The idea of an individual’s personal perspective as the ultimate norm for teaching and practice finally leaves the ELCA in the same place as the judgment against the people in the book of Judges: “Everyone did what was right in his own eyes.” There is no basis for sound teaching and practice. Changes in teaching on marriage and sexual ethics are a symptom of the move to relativize the teaching of Scripture. The ELCA’s actions on sexuality violate the First, Second and Sixth Commandments. The ELCA has rejected God as the one who determines right and wrong and has used God’s name to bless what God has not blessed. Most clearly in the actions of our synod’s own companion synod, the ELCA has both tolerated and promoted teachings that contradict God’s revelation of Himself as Father, Son, and Holy Spirit. In this tolerance and promotion of heretical teaching and practice, the ELCA no longer “contends for the faith that was once for all entrusted to the saints.”

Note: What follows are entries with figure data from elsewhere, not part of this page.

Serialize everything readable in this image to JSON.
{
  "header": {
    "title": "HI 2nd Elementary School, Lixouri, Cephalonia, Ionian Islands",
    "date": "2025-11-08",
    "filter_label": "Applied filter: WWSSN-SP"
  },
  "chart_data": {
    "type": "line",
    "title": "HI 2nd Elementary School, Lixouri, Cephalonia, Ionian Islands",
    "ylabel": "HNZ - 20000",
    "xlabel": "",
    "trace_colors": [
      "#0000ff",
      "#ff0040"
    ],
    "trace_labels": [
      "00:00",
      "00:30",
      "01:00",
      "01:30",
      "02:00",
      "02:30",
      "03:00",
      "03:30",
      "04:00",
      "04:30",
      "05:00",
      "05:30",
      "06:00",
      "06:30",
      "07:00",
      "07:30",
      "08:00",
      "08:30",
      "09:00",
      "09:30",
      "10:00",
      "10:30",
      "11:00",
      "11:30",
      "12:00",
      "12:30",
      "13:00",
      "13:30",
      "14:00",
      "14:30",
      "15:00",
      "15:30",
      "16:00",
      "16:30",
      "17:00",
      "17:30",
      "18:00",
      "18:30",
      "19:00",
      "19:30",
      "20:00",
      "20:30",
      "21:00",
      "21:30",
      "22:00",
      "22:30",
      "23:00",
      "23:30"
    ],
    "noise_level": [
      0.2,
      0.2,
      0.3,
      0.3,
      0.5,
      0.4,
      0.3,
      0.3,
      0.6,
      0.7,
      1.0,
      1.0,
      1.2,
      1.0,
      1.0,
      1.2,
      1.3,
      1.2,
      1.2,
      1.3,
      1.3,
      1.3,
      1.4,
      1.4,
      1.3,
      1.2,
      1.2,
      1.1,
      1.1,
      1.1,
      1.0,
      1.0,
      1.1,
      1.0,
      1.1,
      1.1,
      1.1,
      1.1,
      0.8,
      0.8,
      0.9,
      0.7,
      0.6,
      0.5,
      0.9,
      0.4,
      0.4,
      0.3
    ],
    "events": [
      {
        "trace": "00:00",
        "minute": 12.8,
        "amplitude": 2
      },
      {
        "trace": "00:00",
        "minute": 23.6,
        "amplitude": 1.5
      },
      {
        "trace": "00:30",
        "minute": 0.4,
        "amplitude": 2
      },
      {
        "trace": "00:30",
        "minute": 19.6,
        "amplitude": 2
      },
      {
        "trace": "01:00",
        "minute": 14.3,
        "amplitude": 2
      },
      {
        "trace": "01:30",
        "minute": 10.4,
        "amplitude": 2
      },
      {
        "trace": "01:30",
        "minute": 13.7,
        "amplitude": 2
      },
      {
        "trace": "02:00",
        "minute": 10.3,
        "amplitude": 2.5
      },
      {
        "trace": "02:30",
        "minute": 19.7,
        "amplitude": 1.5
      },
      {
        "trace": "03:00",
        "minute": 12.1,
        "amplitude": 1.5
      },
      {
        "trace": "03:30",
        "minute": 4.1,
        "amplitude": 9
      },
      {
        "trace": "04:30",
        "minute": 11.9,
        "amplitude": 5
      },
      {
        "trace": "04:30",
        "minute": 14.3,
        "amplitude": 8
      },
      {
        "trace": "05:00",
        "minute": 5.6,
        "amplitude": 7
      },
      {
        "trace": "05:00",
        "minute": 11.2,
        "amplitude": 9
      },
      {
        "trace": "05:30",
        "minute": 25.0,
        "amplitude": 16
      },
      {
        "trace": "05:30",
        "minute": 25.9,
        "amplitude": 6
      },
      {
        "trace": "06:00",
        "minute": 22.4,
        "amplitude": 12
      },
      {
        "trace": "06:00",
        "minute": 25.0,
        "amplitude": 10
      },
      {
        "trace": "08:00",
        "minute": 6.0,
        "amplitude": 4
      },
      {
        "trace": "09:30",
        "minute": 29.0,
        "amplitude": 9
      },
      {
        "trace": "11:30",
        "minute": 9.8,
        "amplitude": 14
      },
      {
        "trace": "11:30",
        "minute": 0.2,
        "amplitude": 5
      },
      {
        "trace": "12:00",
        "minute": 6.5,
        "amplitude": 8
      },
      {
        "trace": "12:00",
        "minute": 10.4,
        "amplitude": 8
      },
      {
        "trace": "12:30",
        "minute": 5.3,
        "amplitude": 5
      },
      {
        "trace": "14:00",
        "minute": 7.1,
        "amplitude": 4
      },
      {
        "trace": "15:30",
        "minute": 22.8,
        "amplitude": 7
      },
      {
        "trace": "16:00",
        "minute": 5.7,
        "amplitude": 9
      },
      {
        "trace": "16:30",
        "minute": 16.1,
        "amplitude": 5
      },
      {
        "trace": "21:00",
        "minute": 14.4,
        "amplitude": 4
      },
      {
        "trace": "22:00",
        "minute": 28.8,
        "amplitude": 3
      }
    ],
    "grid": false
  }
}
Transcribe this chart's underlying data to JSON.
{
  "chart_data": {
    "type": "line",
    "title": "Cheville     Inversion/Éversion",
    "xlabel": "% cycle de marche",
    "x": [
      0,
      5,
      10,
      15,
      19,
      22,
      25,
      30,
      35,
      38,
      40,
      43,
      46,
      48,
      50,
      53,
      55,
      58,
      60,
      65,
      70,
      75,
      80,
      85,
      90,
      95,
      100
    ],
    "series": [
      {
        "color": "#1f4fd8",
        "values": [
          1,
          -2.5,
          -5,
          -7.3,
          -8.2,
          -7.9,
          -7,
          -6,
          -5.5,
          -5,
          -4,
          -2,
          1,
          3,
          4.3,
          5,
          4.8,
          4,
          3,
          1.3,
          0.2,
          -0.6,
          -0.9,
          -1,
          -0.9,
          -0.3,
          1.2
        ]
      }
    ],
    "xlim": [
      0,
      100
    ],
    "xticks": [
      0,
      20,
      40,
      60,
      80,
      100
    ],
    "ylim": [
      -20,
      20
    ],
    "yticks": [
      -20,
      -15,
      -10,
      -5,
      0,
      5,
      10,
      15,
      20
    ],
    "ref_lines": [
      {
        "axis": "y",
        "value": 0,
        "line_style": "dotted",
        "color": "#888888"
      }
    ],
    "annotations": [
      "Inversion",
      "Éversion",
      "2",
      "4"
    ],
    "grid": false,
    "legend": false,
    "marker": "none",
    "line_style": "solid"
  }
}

The South Dakota Synod and ELCA have many members and pastors who are faithful Christians — who confess Jesus as both Savior and Lord and who uphold the Bible, the creeds, and the Lutheran Confessions as normative for their faith and practice. Many of them believe that God has called them to remain in the ELCA and to struggle for reform from within. I respect them and the decision they have made. I will continue to uphold them in prayer as they remain in the struggle for faithfulness from within the ELCA. I will continue to pray that God will raise up leaders who will call the ELCA to live in faithfulness to the Confession of Faith in its constitution and to repent of any actions which contradict that Confession of Faith. I believe that God has called me to move on for the sake of the congregation I serve, for my own sake, and for the sake of the South Dakota Synod. There comes a time when the only remaining witness is to shake the dust from one’s feet. That is the place at which I find myself. It is because I care about those who remain in the ELCA that I must both bear this witness and take leave of them. It is because I care about you and the people of the South Dakota Synod that I must name the significance of the departure from “the faith that was once for all entrusted to the saints” that has taken place in the ELCA. God will ultimately judge both of our decisions and actions.

You remain in my prayers as you seek to provide leadership for the South Dakota Synod and the ELCA. This is certainly a difficult time for many as they struggle to discern God’s will and God’s call to discipleship and faithfulness. Let us all pray that God will draw the one holy catholic and apostolic Church together in faithfulness and mission.